= Kirill Shikhaev =

Russian scientist

Kirill Nikolaevich Shikhaev (born 1925) is a Soviet and Russian scientist. Professor, Doctor of technical sciences, academician of International Informatization Academy. With a team of mathematicians, he worked over the calculation of flight trajectory to Mars. He also participated in creating the main trajectory of launching the first space vehicles into orbit.

He held the positions of Director of Scientific Research Centre for Control Systems, director of Scientific Research Center for Economics and Complex Communication Problems. Under his leadership, Industrial Control System (ICS) was made, which is now responsible for everything from subway trains to military defense systems.

For a number of years directed advisory council of Higher Attestation Commission, in the section of control systems and computer science. He was a chief designer of control systems in the ministries of the military-industrial complex, a design project leader of special-purpose system “Almaz” of the Soviet gosplan (the USSR State Planning Committee).

==Contribution to arithmetic==

Shikhaev's main studies are dedicated to the theory of numbers. He is the author of the new arithmetic of second order differences, where main theses of arithmetic in the theory of numbers obtain development and new solving methods, due to introduction into the "classical" basis of these subjects of the second order difference.

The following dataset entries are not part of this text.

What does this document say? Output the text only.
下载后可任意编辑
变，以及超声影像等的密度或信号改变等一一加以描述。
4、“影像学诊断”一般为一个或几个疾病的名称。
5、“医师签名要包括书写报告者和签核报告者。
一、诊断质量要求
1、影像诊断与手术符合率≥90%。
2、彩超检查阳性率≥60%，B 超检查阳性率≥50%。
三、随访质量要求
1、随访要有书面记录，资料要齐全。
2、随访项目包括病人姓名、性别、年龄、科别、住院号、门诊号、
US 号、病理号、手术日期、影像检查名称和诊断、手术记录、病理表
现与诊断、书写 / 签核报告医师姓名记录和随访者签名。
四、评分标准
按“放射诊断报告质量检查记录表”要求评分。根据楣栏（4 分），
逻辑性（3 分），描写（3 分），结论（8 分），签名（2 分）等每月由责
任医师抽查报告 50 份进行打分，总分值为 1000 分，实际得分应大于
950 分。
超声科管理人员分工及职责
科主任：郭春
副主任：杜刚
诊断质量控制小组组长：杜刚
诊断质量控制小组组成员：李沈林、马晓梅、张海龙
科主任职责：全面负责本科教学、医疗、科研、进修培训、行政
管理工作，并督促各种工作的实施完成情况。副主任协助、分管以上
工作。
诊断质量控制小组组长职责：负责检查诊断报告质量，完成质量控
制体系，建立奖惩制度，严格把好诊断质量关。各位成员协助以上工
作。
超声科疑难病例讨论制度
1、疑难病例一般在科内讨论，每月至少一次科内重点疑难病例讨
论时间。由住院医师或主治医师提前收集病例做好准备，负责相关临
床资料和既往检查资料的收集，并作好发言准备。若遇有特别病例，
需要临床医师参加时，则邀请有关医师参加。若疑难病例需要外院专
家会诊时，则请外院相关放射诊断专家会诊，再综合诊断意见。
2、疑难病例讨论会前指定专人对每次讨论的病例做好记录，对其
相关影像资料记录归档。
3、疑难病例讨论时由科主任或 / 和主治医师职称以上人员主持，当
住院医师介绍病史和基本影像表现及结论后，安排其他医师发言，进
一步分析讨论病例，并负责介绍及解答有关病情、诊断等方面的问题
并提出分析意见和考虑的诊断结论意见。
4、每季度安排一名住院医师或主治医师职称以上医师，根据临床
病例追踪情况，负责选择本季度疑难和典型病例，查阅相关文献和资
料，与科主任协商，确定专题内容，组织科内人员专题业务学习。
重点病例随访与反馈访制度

Shikhaev created the mathematical apparatus and research methods of number systems. He solved one of arithmetical problems, namely, he obtained virtually unlimited connection between traditional arithmetic operations, which made it possible to obtain new efficient methods of problem research in the theory of numbers.

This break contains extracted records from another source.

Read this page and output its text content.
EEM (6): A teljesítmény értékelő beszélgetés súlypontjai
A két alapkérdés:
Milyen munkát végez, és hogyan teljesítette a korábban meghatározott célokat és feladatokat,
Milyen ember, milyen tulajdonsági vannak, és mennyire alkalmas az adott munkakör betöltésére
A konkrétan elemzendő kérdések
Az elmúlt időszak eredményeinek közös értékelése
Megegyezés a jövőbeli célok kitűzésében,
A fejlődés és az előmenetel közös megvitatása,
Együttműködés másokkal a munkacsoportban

==Research works and inventions==

Shikhaev is the author of over 100 research papers and inventions, of which the main are dedicated to the theory of differences. Among the main works are the following: "New arithmetic of second order differences", "Introduction to the theory of different algorithms of parallel computational processes", Different algorithms of parallel computational processes", "Differential model of the theory of numbers" etc.

==Shikhaev–Anokhin method==

The mathematical works known as “Shikhaev–Anokhin method” was patented as a teaching method for solving algebraic equations by numerical simulation.

==Awards==

- Order of the October Revolution
- Order of the Patriotic War
- USSR State Prize
- USSR Council of Ministers Prize
- Academician I.I. Yuzvishin International Prize
- (With V. Anokhin) Prince of Asturias Award in the category "Technical and scientific research", for the "Shikhaev–Anokhin method".